By L. Lee Thweatt Best Defense guest columnist We recently saw General Amos relieve two of his commanders for failing to protect an airbase in Afghanistan. He was right to do so, and I’m sure it was difficult to deliver such news to his colleagues of so many years. I wonder now, though, if General ...
By L. Lee Thweatt
Best Defense guest columnist
By L. Lee Thweatt
Best Defense guest columnist
We recently saw General Amos relieve two of his commanders for failing to protect an airbase in Afghanistan. He was right to do so, and I’m sure it was difficult to deliver such news to his colleagues of so many years.
I wonder now, though, if General Amos has the self-discipline to hold himself accountable, as well, in a matter involving military justice and what certainly appears to be an orchestrated effort by the commandant and his top legal advisors to burn and discredit a Marine Corps officer for filing an inspector general’s complaint which exposes disturbing misconduct at the highest levels of the Marine Corps.
You are by now familiar with sad episode of Marines urinating on a dead Taliban member in Afghanistan. Those events were photographed and filmed. The misconduct involved was, of course, sent to senior Marine Corps commanders for handling and disposition. Whatever misjudgements committed by the Marines depicted in those images (and from the photos it appears there were many), they were still entitled to fair treatment and due process as the appropriate punishments were considered. After all, some charged with misconduct had been wounded in combat on multiple occasions, nonetheless re-enlisting to the dangerous and hard work asked of them and their brethren in faraway lands. Their commitment to one another continues to amaze. Because we know by now that Marines do not run across fields of fire to serve notions of baseball, apple pie, and the American flag. No sir, they do not.
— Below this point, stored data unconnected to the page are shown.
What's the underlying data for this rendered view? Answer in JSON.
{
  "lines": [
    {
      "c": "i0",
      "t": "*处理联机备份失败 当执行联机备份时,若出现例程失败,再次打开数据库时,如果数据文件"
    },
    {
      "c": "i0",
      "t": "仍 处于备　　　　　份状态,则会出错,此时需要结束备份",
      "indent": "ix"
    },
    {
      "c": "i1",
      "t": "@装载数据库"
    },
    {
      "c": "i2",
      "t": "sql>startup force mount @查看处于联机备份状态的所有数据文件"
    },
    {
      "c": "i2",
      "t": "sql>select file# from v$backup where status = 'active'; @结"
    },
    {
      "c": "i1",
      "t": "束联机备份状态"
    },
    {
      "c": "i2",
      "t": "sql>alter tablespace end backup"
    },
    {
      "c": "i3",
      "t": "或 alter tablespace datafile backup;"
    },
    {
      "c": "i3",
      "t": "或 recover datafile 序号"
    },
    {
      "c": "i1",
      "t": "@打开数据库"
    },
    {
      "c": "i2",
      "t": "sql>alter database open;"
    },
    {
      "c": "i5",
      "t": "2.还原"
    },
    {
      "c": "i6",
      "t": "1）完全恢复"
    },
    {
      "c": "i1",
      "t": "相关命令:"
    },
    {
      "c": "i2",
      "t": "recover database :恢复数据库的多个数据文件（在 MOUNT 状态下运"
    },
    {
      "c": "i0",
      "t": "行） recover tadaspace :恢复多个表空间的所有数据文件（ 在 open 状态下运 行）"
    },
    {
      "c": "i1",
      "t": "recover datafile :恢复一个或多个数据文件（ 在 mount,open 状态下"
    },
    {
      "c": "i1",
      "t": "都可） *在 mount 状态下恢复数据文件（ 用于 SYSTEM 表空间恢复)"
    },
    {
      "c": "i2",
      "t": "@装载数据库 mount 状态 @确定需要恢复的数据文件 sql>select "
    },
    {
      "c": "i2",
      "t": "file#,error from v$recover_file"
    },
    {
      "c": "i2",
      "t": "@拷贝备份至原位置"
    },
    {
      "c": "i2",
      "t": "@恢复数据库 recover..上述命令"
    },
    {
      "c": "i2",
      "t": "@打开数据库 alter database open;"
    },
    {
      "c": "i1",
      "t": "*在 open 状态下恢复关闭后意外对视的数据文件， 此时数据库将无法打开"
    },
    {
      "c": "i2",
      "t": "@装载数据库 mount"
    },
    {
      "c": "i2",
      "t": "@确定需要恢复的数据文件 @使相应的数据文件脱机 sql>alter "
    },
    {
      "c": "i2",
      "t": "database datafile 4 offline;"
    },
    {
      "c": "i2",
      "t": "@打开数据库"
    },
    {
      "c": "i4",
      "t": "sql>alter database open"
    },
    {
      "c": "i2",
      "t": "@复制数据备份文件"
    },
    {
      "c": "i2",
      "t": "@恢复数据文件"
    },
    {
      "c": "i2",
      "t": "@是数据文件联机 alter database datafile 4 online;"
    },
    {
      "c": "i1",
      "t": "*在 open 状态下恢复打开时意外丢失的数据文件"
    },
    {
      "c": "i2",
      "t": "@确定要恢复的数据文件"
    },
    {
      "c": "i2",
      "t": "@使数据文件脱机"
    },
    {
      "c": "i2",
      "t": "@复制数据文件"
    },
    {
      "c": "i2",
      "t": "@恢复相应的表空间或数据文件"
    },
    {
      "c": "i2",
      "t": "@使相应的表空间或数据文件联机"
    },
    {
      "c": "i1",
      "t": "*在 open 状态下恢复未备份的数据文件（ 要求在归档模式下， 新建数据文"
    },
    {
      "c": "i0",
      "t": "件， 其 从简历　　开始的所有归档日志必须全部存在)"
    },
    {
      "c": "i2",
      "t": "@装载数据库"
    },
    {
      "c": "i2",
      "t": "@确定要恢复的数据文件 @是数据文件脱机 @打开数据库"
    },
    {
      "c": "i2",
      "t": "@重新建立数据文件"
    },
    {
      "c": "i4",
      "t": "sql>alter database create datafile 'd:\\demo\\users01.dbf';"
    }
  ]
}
Not really. They do that most of all for one reason: for each other. That is why they fight: for each other. Even when they do things like this that we all wish they would not do.
My long-time friend and colleague Major James Weirick was assigned as a deputy staff judge advocate to help a lieutenant general navigate the disposition of these difficult cases. In the conduct of that job, to his chagrin, he ultimately observed and uncovered a pattern from the commandant and his senior lawyers revealing unlawful command influence, a failure to comply with legal discovery requirements, and preferential treatment given to the son of a former commandant while other Marines were placed on legal hold. Without valid legal justification, the commandant and his senior advisors refused to turn over documents establishing all of this misconduct. So, Major Weirick did what he was trained to do, and he spoke truth to power in order to compel them to comply with the rule of law. Specifically, he filed a complaint with the inspector general of the Department of Defense detailing their coordinated efforts to hide what had occurred. After the filing of that complaint, relevant documents were finally produced, although not without an effort by the commandant to first have the documents improperly and unlawfully characterized as “classified” to prevent their disclosure to inquiring criminal defense attorneys. Additionally, a lieutenant general has signed a sworn affidavit detailing that the commandant told him to “crush” the Marines involved in these desecration cases. For years, military appellate courts have deemed such directives from commanders as “unlawful command influence” decrying it as the “mortal enemy of military justice.” And as well they should. Nobody, not even and especially the commandant of the Marine Corps, is permitted to deprive a Marine of due process by seeking pre-determined outcomes in a military justice setting. No matter the conduct, fairness must rule the process. Otherwise, it is a sham.
As a reward for his moral courage, Major Weirick was relieved of his duties, and yesterday was compared by the commandant’s top civilian attorney (Robert Hogue) to the mentally unstable mass murderer who killed 12 people recently in the Washington Navy Yard. I have written the general counsel for the Department of the Navy in protest. My email to him has the hope of prompting what thus far has been completely absent from the commandant and his most senior legal advisors: accountability. The very thing all Marines are taught, and that which, on this issue, they have themselves avoided and worse, they have now improperly and wrongly assigned to someone else. It is shameful, and given the corrosive chilling effect it can have on the ability of junior officers across all disciplines to speak with candor to senior commanders, I hope it is something you will look into as you continue to hold military leaders accountable going forward. Because we all ought to expect that the commandant of the Marine Corps and his lawyers will serve the rule of law rather than trample upon it, and hang another Marine out to dry for doing the right thing.
L. Lee Thweatt is a former Marine Corps judge advocate, honorably discharged at the rank of captain, now in private law practice in Houston. While on active duty, he served as a trial counsel for various units within the 1st Marine Division at Camp Pendleton.